Your child's internal body clock (also know as a biological clock or circadian rhythm) controls his daily biological functions which influence his behavior e.g. when he wakes, when he feels sleepy or active and whether or not he feels hungry. In fact your child's internal body clock has an impact on all of his bodily activities, right down to when he poops.
What sets our body clock
There is still much ongoing research into the exact mechanisms that function to set our internal body clock. It is believed that both internal factors e.g. proteins produced by the brain and external factors, which include the presence or absence of light, sensory input like touch, smell and temperature, as well as when and what we eat, all contribute to maintain our body clock in a 24 hour pattern.
Just as our internal body clocks can be "set" by these cues, they can also be "reset" to a different pattern depending on the cues we provide. For example, when we are on holidays we may start to sleep in or we may need to make more dramatic changes to our body clock to accommodate a different time zone if we holiday in another country. (The feeling of jet lag occurs as our body adapts to the new time zone.) Shift workers are constantly changing the cues which reset their body clock. However, as any shift worker will tell you, frequent changes to our daily routines means we are constantly resetting our body clocks and this eventually takes its toll on both our physical and emotional health.
For a baby or child a flexible feeding and sleeping routine not only assists their body clock to maintain a 24 hour pattern it also reduces anxiety and uncertainty associated with the unpredictability of constant change. Routines provide children with a sense of security as they learn to anticipate what the next step will be.
How you can help your child organize his body clock
In the womb babies are connected to their mother's circadian rhythm (body clock), but when they are born they quickly begin to develop their own biological clock. While some children will naturally establish a sleeping and/or feeding pattern on their own within the first few weeks, others may not establish any pattern for months or even years without parents help.
Just as you can adjust your own body clock, you can assist your child to organize his body clock by the cues you provide for him. When and how often you feed him will influence his feeding pattern.

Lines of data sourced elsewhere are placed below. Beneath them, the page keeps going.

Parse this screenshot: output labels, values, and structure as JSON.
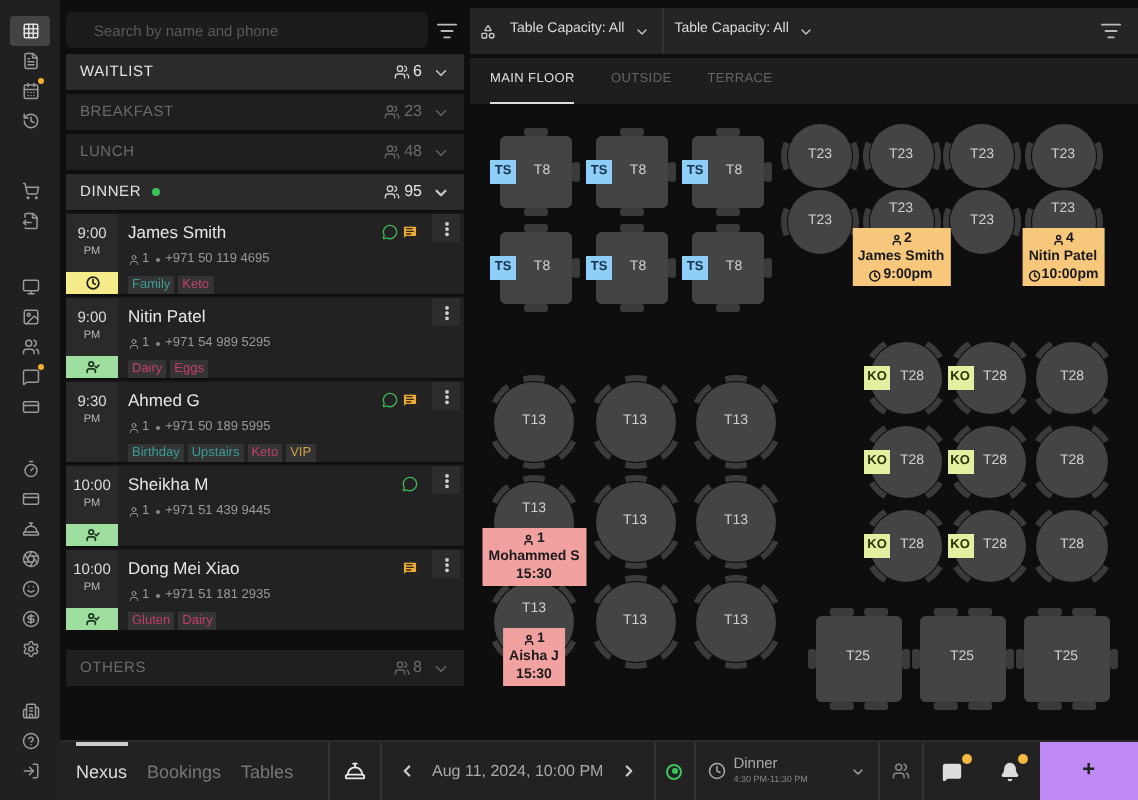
{
  "rail": {
    "groups": [
      [
        {
          "selected": true,
          "badge": false
        },
        {
          "selected": false,
          "badge": false
        },
        {
          "selected": false,
          "badge": true
        },
        {
          "selected": false,
          "badge": false
        }
      ],
      [
        {
          "selected": false,
          "badge": false
        },
        {
          "selected": false,
          "badge": false
        }
      ],
      [
        {
          "selected": false,
          "badge": false
        },
        {
          "selected": false,
          "badge": false
        },
        {
          "selected": false,
          "badge": false
        },
        {
          "selected": false,
          "badge": true
        },
        {
          "selected": false,
          "badge": false
        }
      ],
      [
        {
          "selected": false,
          "badge": false
        },
        {
          "selected": false,
          "badge": false
        },
        {
          "selected": false,
          "badge": false
        },
        {
          "selected": false,
          "badge": false
        },
        {
          "selected": false,
          "badge": false
        },
        {
          "selected": false,
          "badge": false
        },
        {
          "selected": false,
          "badge": false
        }
      ],
      [
        {
          "selected": false,
          "badge": false
        },
        {
          "selected": false,
          "badge": false
        },
        {
          "selected": false,
          "badge": false
        }
      ]
    ]
  },
  "search": {
    "placeholder": "Search by name and phone"
  },
  "sections": [
    {
      "title": "WAITLIST",
      "count": "6",
      "active": true,
      "live": false,
      "expanded": false
    },
    {
      "title": "BREAKFAST",
      "count": "23",
      "active": false,
      "live": false,
      "expanded": false
    },
    {
      "title": "LUNCH",
      "count": "48",
      "active": false,
      "live": false,
      "expanded": false
    },
    {
      "title": "DINNER",
      "count": "95",
      "active": true,
      "live": true,
      "expanded": true,
      "reservations": [
        {
          "time": "9:00",
          "period": "PM",
          "name": "James Smith",
          "party": "1",
          "phone": "+971 50 119 4695",
          "waiting": true,
          "seated": false,
          "whatsapp": true,
          "note": true,
          "tags": [
            {
              "label": "Family",
              "color": "#3a9e95"
            },
            {
              "label": "Keto",
              "color": "#c0406a"
            }
          ]
        },
        {
          "time": "9:00",
          "period": "PM",
          "name": "Nitin Patel",
          "party": "1",
          "phone": "+971 54 989 5295",
          "waiting": false,
          "seated": true,
          "whatsapp": false,
          "note": false,
          "tags": [
            {
              "label": "Dairy",
              "color": "#c0406a"
            },
            {
              "label": "Eggs",
              "color": "#c0406a"
            }
          ]
        },
        {
          "time": "9:30",
          "period": "PM",
          "name": "Ahmed G",
          "party": "1",
          "phone": "+971 50 189 5995",
          "waiting": false,
          "seated": false,
          "whatsapp": true,
          "note": true,
          "tags": [
            {
              "label": "Birthday",
              "color": "#3a9e95"
            },
            {
              "label": "Upstairs",
              "color": "#3a9e95"
            },
            {
              "label": "Keto",
              "color": "#c0406a"
            },
            {
              "label": "VIP",
              "color": "#c8a040"
            }
          ]
        },
        {
          "time": "10:00",
          "period": "PM",
          "name": "Sheikha M",
          "party": "1",
          "phone": "+971 51 439 9445",
          "waiting": false,
          "seated": true,
          "whatsapp": true,
          "note": false
        },
        {
          "time": "10:00",
          "period": "PM",
          "name": "Dong Mei Xiao",
          "party": "1",
          "phone": "+971 51 181 2935",
          "waiting": false,
          "seated": true,
          "whatsapp": false,
          "note": true,
          "tags": [
            {
              "label": "Gluten",
              "color": "#c0406a"
            },
            {
              "label": "Dairy",
              "color": "#c0406a"
            }
          ]
        }
      ]
    },
    {
      "title": "OTHERS",
      "count": "8",
      "active": false,
      "live": false,
      "expanded": false
    }
  ],
  "filters": [
    {
      "label": "Table Capacity: All"
    },
    {
      "label": "Table Capacity: All"
    }
  ],
  "floor_tabs": [
    {
      "label": "MAIN FLOOR",
      "selected": true
    },
    {
      "label": "OUTSIDE",
      "selected": false
    },
    {
      "label": "TERRACE",
      "selected": false
    }
  ],
  "floor": {
    "groups": [
      {
        "kind": "square",
        "tables": [
          {
            "label": "T8",
            "tag": {
              "text": "TS",
              "kind": "ts"
            }
          },
          {
            "label": "T8",
            "tag": {
              "text": "TS",
              "kind": "ts"
            }
          },
          {
            "label": "T8",
            "tag": {
              "text": "TS",
              "kind": "ts"
            }
          },
          {
            "label": "T8",
            "tag": {
              "text": "TS",
              "kind": "ts"
            }
          },
          {
            "label": "T8",
            "tag": {
              "text": "TS",
              "kind": "ts"
            }
          },
          {
            "label": "T8",
            "tag": {
              "text": "TS",
              "kind": "ts"
            }
          }
        ]
      },
      {
        "kind": "round",
        "tables": [
          {
            "label": "T23"
          },
          {
            "label": "T23"
          },
          {
            "label": "T23"
          },
          {
            "label": "T23"
          },
          {
            "label": "T23"
          },
          {
            "label": "T23",
            "booking": {
              "party": "2",
              "name": "James Smith",
              "time": "9:00pm",
              "overdue": false
            }
          },
          {
            "label": "T23"
          },
          {
            "label": "T23",
            "booking": {
              "party": "4",
              "name": "Nitin Patel",
              "time": "10:00pm",
              "overdue": false
            }
          }
        ]
      },
      {
        "kind": "round",
        "tables": [
          {
            "label": "T13"
          },
          {
            "label": "T13"
          },
          {
            "label": "T13"
          },
          {
            "label": "T13",
            "booking": {
              "party": "1",
              "name": "Mohammed S",
              "time": "15:30",
              "overdue": true
            }
          },
          {
            "label": "T13"
          },
          {
            "label": "T13"
          },
          {
            "label": "T13",
            "booking": {
              "party": "1",
              "name": "Aisha J",
              "time": "15:30",
              "overdue": true
            }
          },
          {
            "label": "T13"
          },
          {
            "label": "T13"
          }
        ]
      },
      {
        "kind": "round",
        "tables": [
          {
            "label": "T28",
            "tag": {
              "text": "KO",
              "kind": "ko"
            }
          },
          {
            "label": "T28",
            "tag": {
              "text": "KO",
              "kind": "ko"
            }
          },
          {
            "label": "T28"
          },
          {
            "label": "T28",
            "tag": {
              "text": "KO",
              "kind": "ko"
            }
          },
          {
            "label": "T28",
            "tag": {
              "text": "KO",
              "kind": "ko"
            }
          },
          {
            "label": "T28"
          },
          {
            "label": "T28",
            "tag": {
              "text": "KO",
              "kind": "ko"
            }
          },
          {
            "label": "T28",
            "tag": {
              "text": "KO",
              "kind": "ko"
            }
          },
          {
            "label": "T28"
          }
        ]
      },
      {
        "kind": "square",
        "tables": [
          {
            "label": "T25"
          },
          {
            "label": "T25"
          },
          {
            "label": "T25"
          }
        ]
      }
    ]
  },
  "bottom_tabs": [
    {
      "label": "Nexus",
      "selected": true
    },
    {
      "label": "Bookings",
      "selected": false
    },
    {
      "label": "Tables",
      "selected": false
    }
  ],
  "date": "Aug 11, 2024, 10:00 PM",
  "live": true,
  "service": {
    "name": "Dinner",
    "hours": "4:30 PM-11:30 PM"
  },
  "chat_badge": true,
  "alerts_badge": true,
  "add_button": "+"
}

When you encourage him to sleep, how you settle him to sleep, and the environment in which your child sleeps, all influence his sleep patterns.
Feeding patterns influence sleeping patterns and visa versa; by making changes to one often affects the other. Your child's pattern of feeding and sleep during the day will also affect his nighttime feeding and sleep patterns and visa versa.

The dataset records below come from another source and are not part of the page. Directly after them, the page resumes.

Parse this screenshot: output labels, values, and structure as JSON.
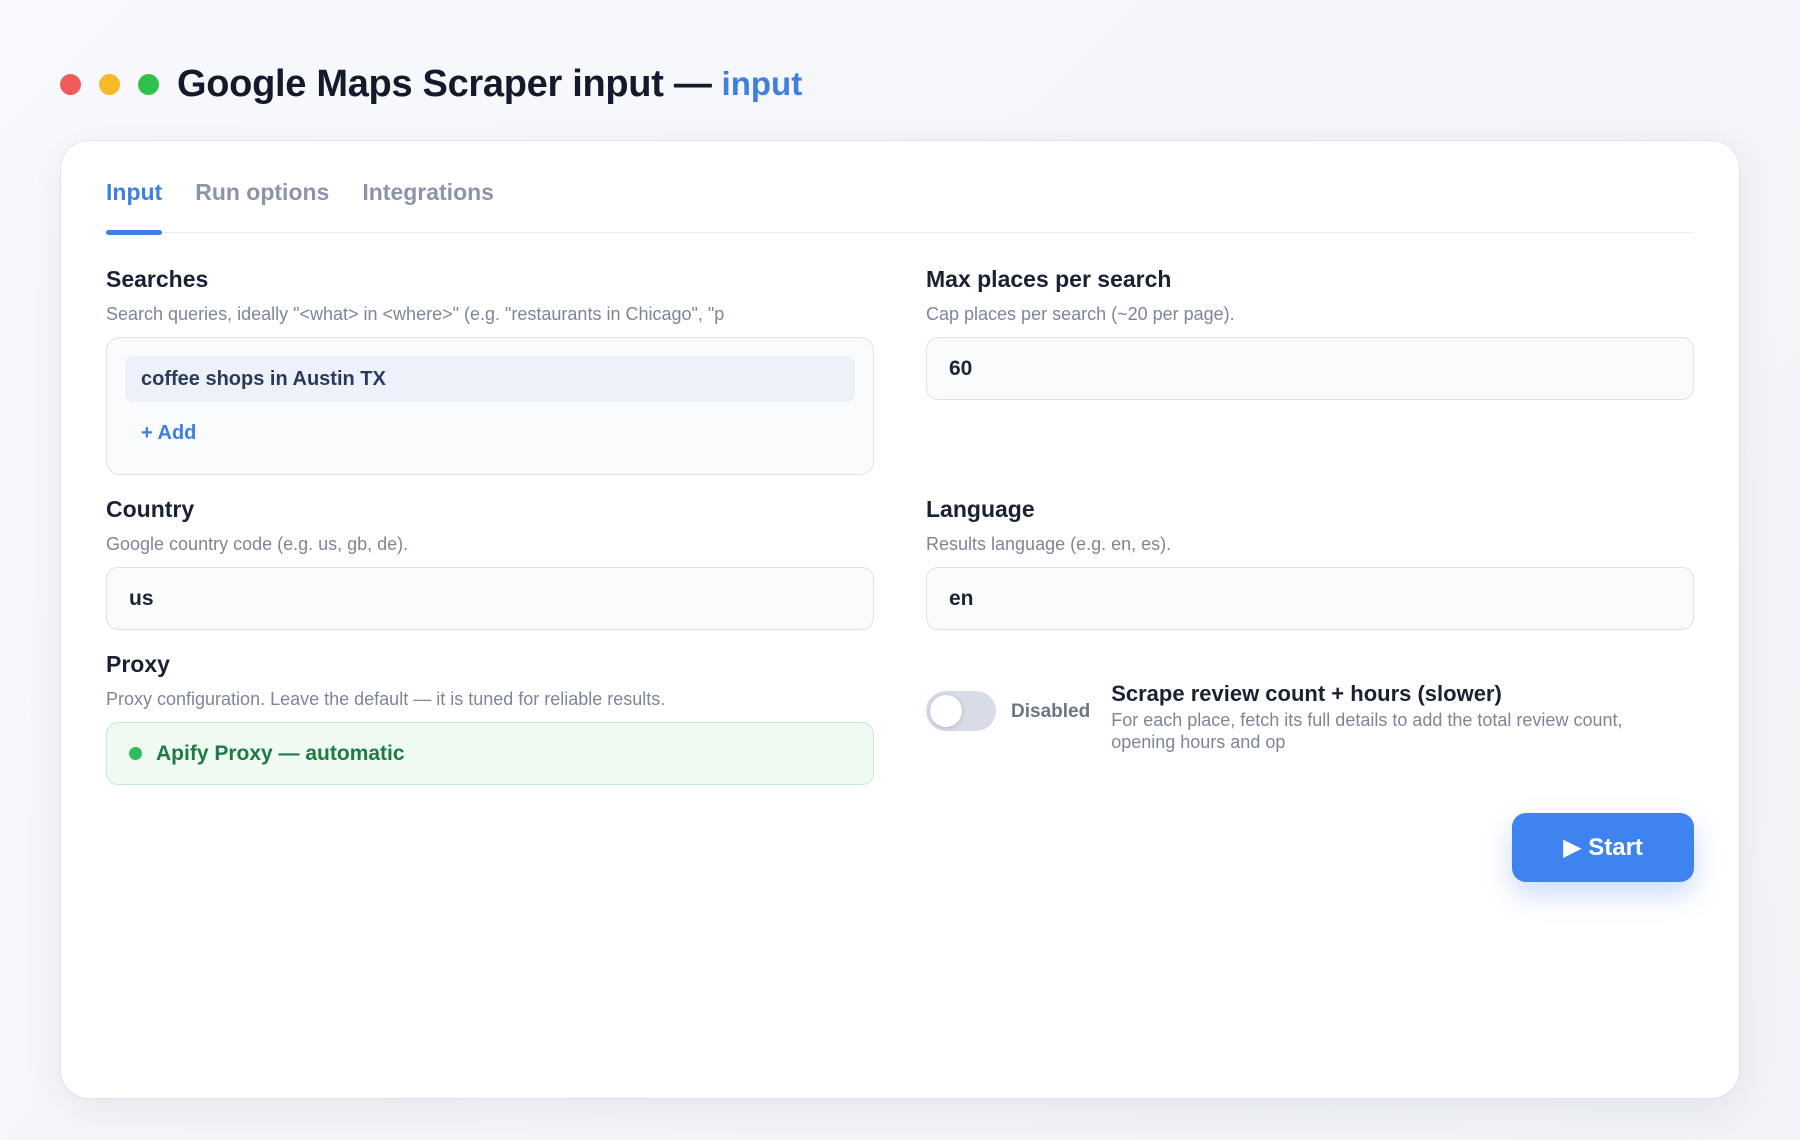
{
  "window": {
    "title": "Google Maps Scraper input —",
    "subtitle": "input"
  },
  "tabs": [
    {
      "label": "Input",
      "active": true
    },
    {
      "label": "Run options",
      "active": false
    },
    {
      "label": "Integrations",
      "active": false
    }
  ],
  "searches": {
    "label": "Searches",
    "help": "Search queries, ideally \"<what> in <where>\" (e.g. \"restaurants in Chicago\", \"p",
    "items": [
      "coffee shops in Austin TX"
    ],
    "add_label": "+ Add"
  },
  "max_places": {
    "label": "Max places per search",
    "help": "Cap places per search (~20 per page).",
    "value": "60"
  },
  "country": {
    "label": "Country",
    "help": "Google country code (e.g. us, gb, de).",
    "value": "us"
  },
  "language": {
    "label": "Language",
    "help": "Results language (e.g. en, es).",
    "value": "en"
  },
  "proxy": {
    "label": "Proxy",
    "help": "Proxy configuration. Leave the default — it is tuned for reliable results.",
    "value": "Apify Proxy — automatic"
  },
  "review_toggle": {
    "state": "Disabled",
    "enabled": false,
    "title": "Scrape review count + hours (slower)",
    "description": "For each place, fetch its full details to add the total review count, opening hours and op"
  },
  "start_button": {
    "label": "▶ Start"
  },
  "colors": {
    "accent": "#3f7fe0",
    "button": "#3f83f0",
    "proxy_ok": "#2fbb5e",
    "window_red": "#ef5b5b",
    "window_yellow": "#f7b928",
    "window_green": "#2fc24a"
  }
}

By gradually making small changes to the timing of the care you provide for your child will in turn provide the relevant cues necessary for his body clock to establish a 24 hour pattern. However, it's important that what you aim to achieve is realistic for your child's age and stage of development. For example it would unrealistic to expect babies younger than 6 months old to sleep through the entire night without feeding (although some do). I would also be unrealistic to expect a new feeding or sleep pattern to establish in the first day you try (although this too can sometimes happen).